Beginning with Goodwin v. UK, the ECtHR declared for the first time that trans people’s right to gender recognition is a duty of the state. It also granted states a wide margin of appreciation when setting requirements for the legal recognition of gender identity. These conditions mainly included sterilisation, genital surgery, and medical necessities, which the states can assess more flexibly. Similarly, in Van Kück v. Germany, gender identification was established within the private sphere. Thus, states have the duty to protect this intimate sense of private life as mandated by Article 8 of the European Convention on Human Rights (ECHR).
Sterilisation was, however, abolished in YY v. Turkey (2015). The court decided that sterilisation violated Article 8 of ECHR, which, in fact, was established as an essential element of self-determined gender identity. Similarly, in A.P., Garçon and Nicot v. France (2017), the Court found compulsory sterilisation for self-determination of gender identity contradictory to physical integrity under Article 8. Recently, in X. and Y. v. Romania (2021), the ECtHR found gender reassignment surgery to be another violation of private life (Article 8). As mentioned, these ECtHR cases, therefore, not only qualify the right to private life as an essential constituent of the right to self-determined gender identity, but also invalidate pathologic conditions for this self-determination. In fact, these ECtHR judgements have prompted the implementation of an absolute depathologised self-determination model of gender identity in Denmark, Malta, Norway, Ireland, and Belgium.
The ECtHR has, however, cautiously rendered judgements on gender identification within the male-female dichotomy for trans people and not for the gender non-conforming. Examples includes P.V v. Spain and Identoba and others v. Georgia, where transsexuality and gender identity were respectively established within the personal characteristics covered in Article 14 (right to non-discrimination). Nonetheless, in Belgium, the depathologised self-determination of gender identity extends to the non-binary, which can be established solely by declaration. In light of this, medical requirements for self-determined gender identity can be asserted to be not only a violation of the right to private life and non-discrimination, but also a breach of the right to health. Pathologised self-determination of gender identity is contrary to the highest attainable standard of health and is, therefore, inevitably coercive, invasive, and discriminatory in relation to the right to health.

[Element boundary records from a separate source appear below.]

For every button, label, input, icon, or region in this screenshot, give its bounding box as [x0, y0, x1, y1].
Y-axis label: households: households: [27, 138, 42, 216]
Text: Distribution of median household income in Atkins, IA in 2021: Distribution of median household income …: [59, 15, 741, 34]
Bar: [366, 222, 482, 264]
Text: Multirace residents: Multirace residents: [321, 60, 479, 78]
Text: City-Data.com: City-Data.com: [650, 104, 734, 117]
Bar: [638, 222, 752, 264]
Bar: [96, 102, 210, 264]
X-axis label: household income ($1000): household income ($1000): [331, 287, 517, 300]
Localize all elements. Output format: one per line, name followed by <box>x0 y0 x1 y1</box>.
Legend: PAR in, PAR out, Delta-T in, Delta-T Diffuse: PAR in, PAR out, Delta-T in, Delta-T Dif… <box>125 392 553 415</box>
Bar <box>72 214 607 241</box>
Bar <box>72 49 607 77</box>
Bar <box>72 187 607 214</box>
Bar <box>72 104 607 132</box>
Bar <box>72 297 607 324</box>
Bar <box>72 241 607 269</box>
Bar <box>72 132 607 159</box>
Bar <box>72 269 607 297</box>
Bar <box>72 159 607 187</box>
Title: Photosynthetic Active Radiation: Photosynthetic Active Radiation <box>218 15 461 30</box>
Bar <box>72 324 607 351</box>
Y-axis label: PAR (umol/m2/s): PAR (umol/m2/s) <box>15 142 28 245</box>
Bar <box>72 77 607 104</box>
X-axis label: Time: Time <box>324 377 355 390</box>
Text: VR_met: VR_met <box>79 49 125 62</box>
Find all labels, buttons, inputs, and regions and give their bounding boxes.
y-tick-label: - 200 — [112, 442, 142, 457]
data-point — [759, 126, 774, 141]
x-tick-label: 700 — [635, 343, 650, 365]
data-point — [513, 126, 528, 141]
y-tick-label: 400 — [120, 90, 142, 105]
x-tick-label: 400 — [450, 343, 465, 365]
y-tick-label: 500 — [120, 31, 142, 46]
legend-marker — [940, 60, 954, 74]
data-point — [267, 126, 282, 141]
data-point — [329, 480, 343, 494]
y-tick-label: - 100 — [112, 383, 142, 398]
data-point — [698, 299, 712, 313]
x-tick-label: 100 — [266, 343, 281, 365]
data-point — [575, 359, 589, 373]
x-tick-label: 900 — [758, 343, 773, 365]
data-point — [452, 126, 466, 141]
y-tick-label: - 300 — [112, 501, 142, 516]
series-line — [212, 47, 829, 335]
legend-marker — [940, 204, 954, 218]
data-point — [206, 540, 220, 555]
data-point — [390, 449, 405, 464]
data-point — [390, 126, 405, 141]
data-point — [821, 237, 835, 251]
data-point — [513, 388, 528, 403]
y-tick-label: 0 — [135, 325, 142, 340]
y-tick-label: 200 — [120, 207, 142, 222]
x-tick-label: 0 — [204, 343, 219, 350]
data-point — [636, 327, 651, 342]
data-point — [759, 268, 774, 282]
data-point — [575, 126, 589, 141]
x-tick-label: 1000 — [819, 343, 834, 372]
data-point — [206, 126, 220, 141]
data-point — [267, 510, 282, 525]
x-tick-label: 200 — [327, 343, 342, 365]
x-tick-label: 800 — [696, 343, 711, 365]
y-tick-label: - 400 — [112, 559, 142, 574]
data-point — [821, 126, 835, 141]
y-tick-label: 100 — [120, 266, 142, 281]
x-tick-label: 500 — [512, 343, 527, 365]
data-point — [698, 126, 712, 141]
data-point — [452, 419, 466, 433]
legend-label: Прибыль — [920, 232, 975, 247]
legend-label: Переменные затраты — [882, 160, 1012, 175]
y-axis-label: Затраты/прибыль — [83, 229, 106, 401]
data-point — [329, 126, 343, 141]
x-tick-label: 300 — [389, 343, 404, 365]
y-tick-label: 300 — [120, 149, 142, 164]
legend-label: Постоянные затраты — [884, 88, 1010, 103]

An emancipatory ending to intersectional discrimination, synonymous with the Belgian approach, would take the rights to private life, non-discrimination and health as potentially constituting the legal base to argue against pathologising. These are important rights to consider on the path to a depathologised access to self-determination of gender identity for trans and gender non-binary people. Hence, a latent intersectional and anti-discriminatory progress, contained in the jurisprudence of ECtHR, would be developed by the explicit recognition of these rights regarding the self-determination of gender identity.